Aphids are everywhere, but don’t worry!
We’ve been getting a few inquiries about aphids this summer. And with the arrival of the emerald ash borer (a devastating issue we’ll keep you posted on), we have plenty of reasons to keep an eye out for pests. In the case of aphids, however, we don’t need to fret about them on our trees like we do in our veggie gardens.
In almost all instances, you don’t need to take any action—the tree can take care of itself. Aphids will only make a noticeable impact if the tree is still working to establish itself, or is somehow otherwise weakened. We often see them on Oregon ash, like the one pictured. If some wilting or crinkled leaves have you worried, here are some action steps you can take. Some folks might want to go straight to spraying, but pesticides really aren’t necessary to deal with aphids.
If you have more than just a few aphids on your leaves, the first thing to try is to just rinse them off with water. A good hose down will take care of a minor infestation. If that doesn’t quite do the trick, you can spray with soapy water. A treatment like this just once or twice a year will be enough.

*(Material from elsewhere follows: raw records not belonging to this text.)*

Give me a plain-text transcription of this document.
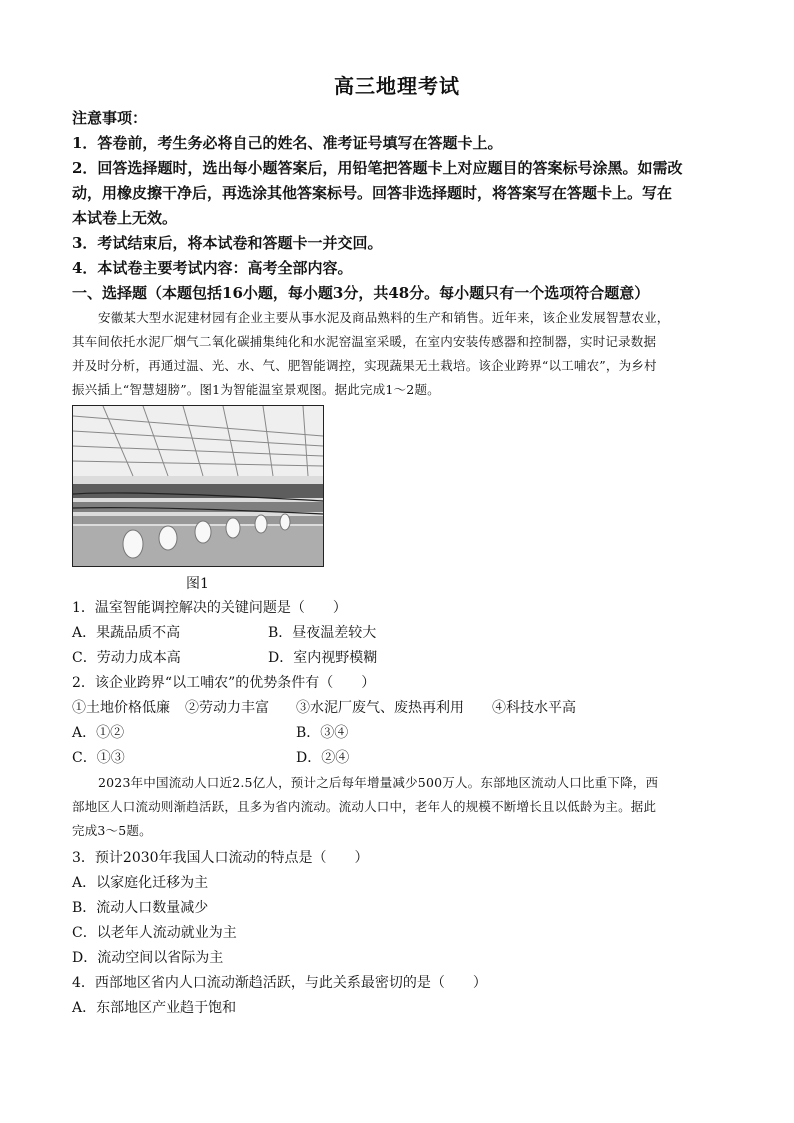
高三地理考试
注意事项：
1．答卷前，考生务必将自己的姓名、准考证号填写在答题卡上。
2．回答选择题时，选出每小题答案后，用铅笔把答题卡上对应题目的答案标号涂黑。如需改
动，用橡皮擦干净后，再选涂其他答案标号。回答非选择题时，将答案写在答题卡上。写在
本试卷上无效。
3．考试结束后，将本试卷和答题卡一并交回。
4．本试卷主要考试内容：高考全部内容。
一、选择题（本题包括16小题，每小题3分，共48分。每小题只有一个选项符合题意）
安徽某大型水泥建材园有企业主要从事水泥及商品熟料的生产和销售。近年来，该企业发展智慧农业，
其车间依托水泥厂烟气二氧化碳捕集纯化和水泥窑温室采暖，在室内安装传感器和控制器，实时记录数据
并及时分析，再通过温、光、水、气、肥智能调控，实现蔬果无土栽培。该企业跨界“以工哺农”，为乡村
振兴插上“智慧翅膀”。图1为智能温室景观图。据此完成1～2题。
图1
1．温室智能调控解决的关键问题是（　　）
A．果蔬品质不高	B．昼夜温差较大
C．劳动力成本高	D．室内视野模糊
2．该企业跨界“以工哺农”的优势条件有（　　）
①土地价格低廉 ②劳动力丰富 ③水泥厂废气、废热再利用 ④科技水平高
A．①②	B．③④
C．①③	D．②④
2023年中国流动人口近2.5亿人，预计之后每年增量减少500万人。东部地区流动人口比重下降，西
部地区人口流动则渐趋活跃，且多为省内流动。流动人口中，老年人的规模不断增长且以低龄为主。据此
完成3～5题。
3．预计2030年我国人口流动的特点是（　　）
A．以家庭化迁移为主
B．流动人口数量减少
C．以老年人流动就业为主
D．流动空间以省际为主
4．西部地区省内人口流动渐趋活跃，与此关系最密切的是（　　）
A．东部地区产业趋于饱和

If you see any ladybugs alongside the aphids, that’s great! Ladybugs will eat the aphids, and their larvae will really go to town feasting on them.
Aphids are everywhere—there are even tiny ones floating in the air we breathe. Some trees, like littleleaf linden, will have so many aphids that you may feel a mist of aphid “honeydew” when you walk underneath. You guessed it, that’s aphid poop. Just think of it as a nice reminder that trees are part of a larger ecosystem of living things.